De bestreden uitspraak op bezwaar
De uitspraak van de heffingsambtenaar van 20 december 2013 op het bezwaar van belanghebbende tegen de aan hem opgelegde naheffingsaanslag parkeerbelasting (aanslagnummer [aanslagnummer]).
Zitting
Het onderzoek ter zitting heeft plaatsgevonden op 3 juli 2014 te Breda. Aldaar is verschenen, namens belanghebbende, zijn echtgenote [A]. De heffingsambtenaar is, met kennisgeving aan de rechtbank, niet verschenen.
1 Beslissing
De rechtbank verklaart het beroep ongegrond.
2 Gronden
Belanghebbende heeft op 9 november 2013 zijn auto met kenteken [kenteken] (hierna: de auto) op of omstreeks 13:17 uur geparkeerd aan [adres] te [woonplaats]. Deze locatie is aangewezen als plaats waar men tegen betaling van parkeerbelasting of met een parkeervergunning kan parkeren.
Tijdens een controle op voornoemd tijdstip heeft de controleur geen vergunning of betaalbewijs in de auto aangetroffen. Als gevolg daarvan is aan belanghebbende de betwiste naheffingsaanslag opgelegd, bestaande uit € 1,30 aan parkeerbelasting en € 54,00 aan kosten van naheffing.
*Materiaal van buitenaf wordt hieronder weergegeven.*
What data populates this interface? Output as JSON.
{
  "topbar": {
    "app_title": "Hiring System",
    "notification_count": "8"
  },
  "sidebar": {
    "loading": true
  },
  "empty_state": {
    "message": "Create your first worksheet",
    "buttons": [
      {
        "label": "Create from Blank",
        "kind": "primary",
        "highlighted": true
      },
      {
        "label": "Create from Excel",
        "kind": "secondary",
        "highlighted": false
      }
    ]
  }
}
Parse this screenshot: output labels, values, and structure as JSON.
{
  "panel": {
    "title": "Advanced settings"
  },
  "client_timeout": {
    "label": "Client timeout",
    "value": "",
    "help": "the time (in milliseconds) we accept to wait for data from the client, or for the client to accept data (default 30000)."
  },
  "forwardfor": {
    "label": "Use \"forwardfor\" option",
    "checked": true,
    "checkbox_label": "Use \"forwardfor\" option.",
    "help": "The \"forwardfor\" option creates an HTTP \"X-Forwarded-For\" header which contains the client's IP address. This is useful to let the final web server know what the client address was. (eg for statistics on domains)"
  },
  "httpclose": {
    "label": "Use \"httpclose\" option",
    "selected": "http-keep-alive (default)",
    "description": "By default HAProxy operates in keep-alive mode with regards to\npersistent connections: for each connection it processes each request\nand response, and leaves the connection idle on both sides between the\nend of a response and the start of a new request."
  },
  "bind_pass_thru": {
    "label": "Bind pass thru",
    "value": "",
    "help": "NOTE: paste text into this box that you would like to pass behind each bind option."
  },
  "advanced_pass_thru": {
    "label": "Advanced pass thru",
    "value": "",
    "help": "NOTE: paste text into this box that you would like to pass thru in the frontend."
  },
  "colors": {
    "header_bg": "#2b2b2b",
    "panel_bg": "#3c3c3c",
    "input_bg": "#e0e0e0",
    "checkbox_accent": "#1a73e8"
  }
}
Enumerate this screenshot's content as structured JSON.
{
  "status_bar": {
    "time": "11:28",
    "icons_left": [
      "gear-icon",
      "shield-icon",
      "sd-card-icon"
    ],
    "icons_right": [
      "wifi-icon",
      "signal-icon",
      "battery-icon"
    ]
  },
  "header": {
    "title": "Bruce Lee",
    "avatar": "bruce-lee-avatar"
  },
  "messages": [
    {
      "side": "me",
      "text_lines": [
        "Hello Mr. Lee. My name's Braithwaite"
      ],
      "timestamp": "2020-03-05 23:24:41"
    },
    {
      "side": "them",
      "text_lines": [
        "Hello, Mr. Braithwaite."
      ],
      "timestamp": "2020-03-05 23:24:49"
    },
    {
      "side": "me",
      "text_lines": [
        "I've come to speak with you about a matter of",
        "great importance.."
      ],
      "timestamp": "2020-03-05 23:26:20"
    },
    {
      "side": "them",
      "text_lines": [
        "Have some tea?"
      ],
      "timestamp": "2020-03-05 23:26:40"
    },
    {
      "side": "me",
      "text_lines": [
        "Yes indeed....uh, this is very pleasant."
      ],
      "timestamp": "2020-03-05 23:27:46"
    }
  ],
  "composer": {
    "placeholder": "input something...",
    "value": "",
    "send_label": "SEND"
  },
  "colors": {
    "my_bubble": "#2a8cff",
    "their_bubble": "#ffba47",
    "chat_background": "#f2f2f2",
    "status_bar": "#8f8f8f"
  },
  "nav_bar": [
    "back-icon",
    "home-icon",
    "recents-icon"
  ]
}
Belanghebbende was in het bezit van een parkeer(schijf)vergunning die geldig was van 9 mei 2013 tot en met 8 mei 2014 (hierna: de vergunning).
In geschil is of de naheffingsaanslag terecht is opgelegd. Niet in geschil is dat de vergunning niet zichtbaar in de auto aanwezig was zoals is vereist op grond van de vergunningsvoorwaarden. Ook niet in geschil is dat belanghebbende op de hoogte is van de voorwaarden voor het gebruik van de vergunning.
Belanghebbende heeft - zakelijk weergegeven - gesteld dat hij de parkeerbelasting wel heeft voldaan via de vergunning en dat de controlerende ambtenaar daarmee bekend is.
Op grond van artikel 225, eerste lid, van de Gemeentewet kunnen in het kader van de parkeerregulering belastingen worden geheven ter zake van (i) het parkeren van een voertuig op een bij de belastingverordening dan wel krachtens de belastingverordening in de daarin aangewezen gevallen door het college te bepalen plaats, tijdstip en wijze en (ii) ter zake van een van gemeentewege verleende vergunning voor het parkeren van een voertuig op de in die vergunning aangegeven plaats en wijze.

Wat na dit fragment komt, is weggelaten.